Hannover - Sie trotzte schon immer dem Gegenwind: Bei der Einschulung wollte ihr der Amtsarzt den Weg auf die Regelschule verbauen. Und der Berufsstart am Paul-Ehrlich-Institut im hessischen Langen wäre beinahe gescheitert, weil sie keine barrierefreie Wohnung fand. Annetraud Grote, die wegen einer angeborenen Gelenksteife seit ihrer Kindheit auf den Rollstuhl angewiesen ist, meisterte alles mit Bravour. An diesem Freitag, 1. März, tritt die 56-jährige Juristin ihr Amt als neue Landesbeauftragte für Menschen mit Behinderungen an.
Sie sei „sehr dankbar“ für diese Möglichkeit, Inklusion als Querschnittsaufgabe gestalten zu dürfen, sagte Grote bei ihrer Vorstellung am Mittwoch in Hannover. Sie tritt die Nachfolge von Petra Wontorra an, die im vergangenen Jahr aus gesundheitlichen Gründen in den Ruhestand wechselte. Im Auswahlverfahren setzte sich Grote gegen 34 Mitbewerberinnen und -bewerber durch, so Sozialminister Andreas Philippi (SPD).
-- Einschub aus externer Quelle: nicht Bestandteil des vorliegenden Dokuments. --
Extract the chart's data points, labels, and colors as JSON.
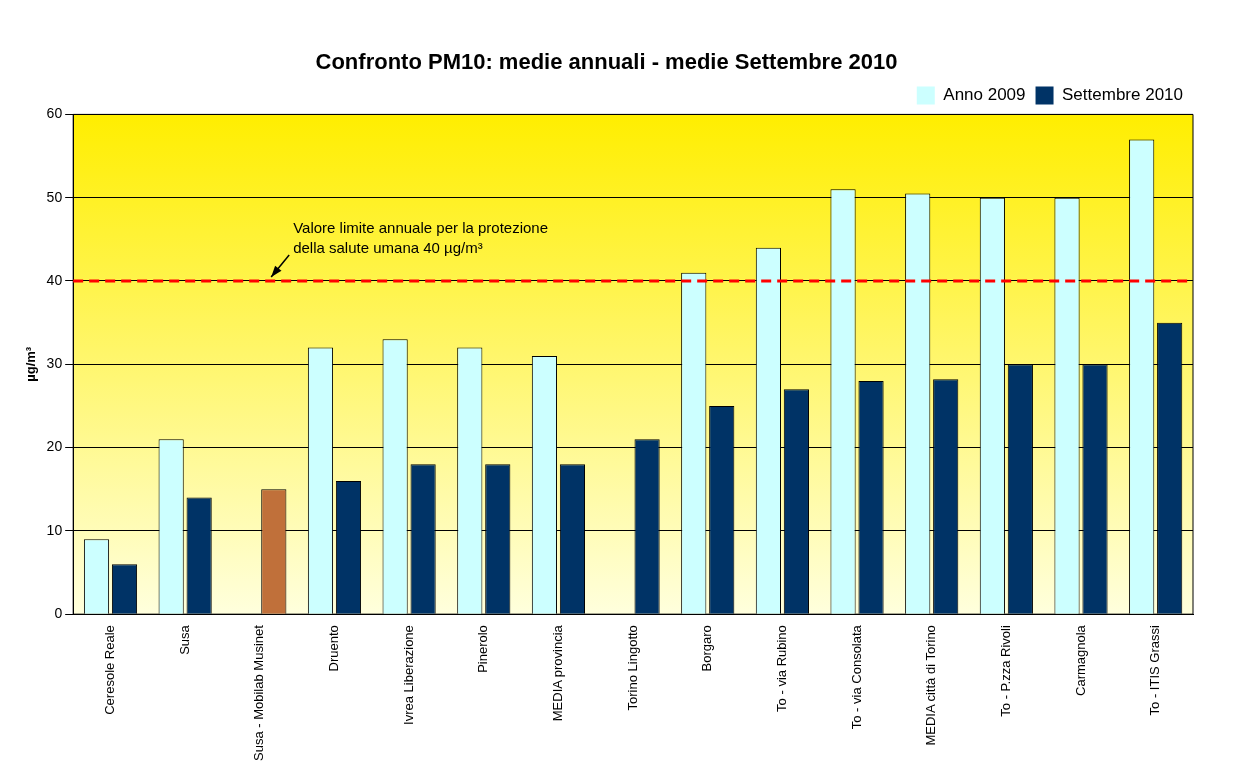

„Noch zu viele Sonderwelten“
Grote, aufgewachsen in der Nähe von Lüneburg, war seit 1998 tätig beim Paul-Ehrlich-Institut, dem Bundesinstitut für Impfstoffe und biomedizinische Arzneimittel. Hier leitete sie etliche Inklusionsprojekte; eines wurde 2009 sogar von den Vereinten Nationen (UN) ausgezeichnet. Noch immer hinke Deutschland bei der Umsetzung der UN-Behindertenkonvention von 2009 hinterher. Es gebe noch zu viele „Sonderwelten“ für Menschen mit Beeinträchtigungen, so die Kritik. Grote, die sich als „Berufsoptimistin“ bezeichnet, möchte sich im Netzwerk mit anderen Akteuren für die barrierefreie Gestaltung von Arbeitsstätten, Schulen und Hochschulen einsetzen. Gegenüber Politik und Verwaltung wolle sie immer wieder „den Finger in die Wunde legen“, wenn es um die Rechte von Menschen mit Handicap geht. Sie sollten darin unterstützt werden, ihre Lebensplanung zu verwirklichen, sagte Grote. Inklusion sei „kein Selbstläufer“.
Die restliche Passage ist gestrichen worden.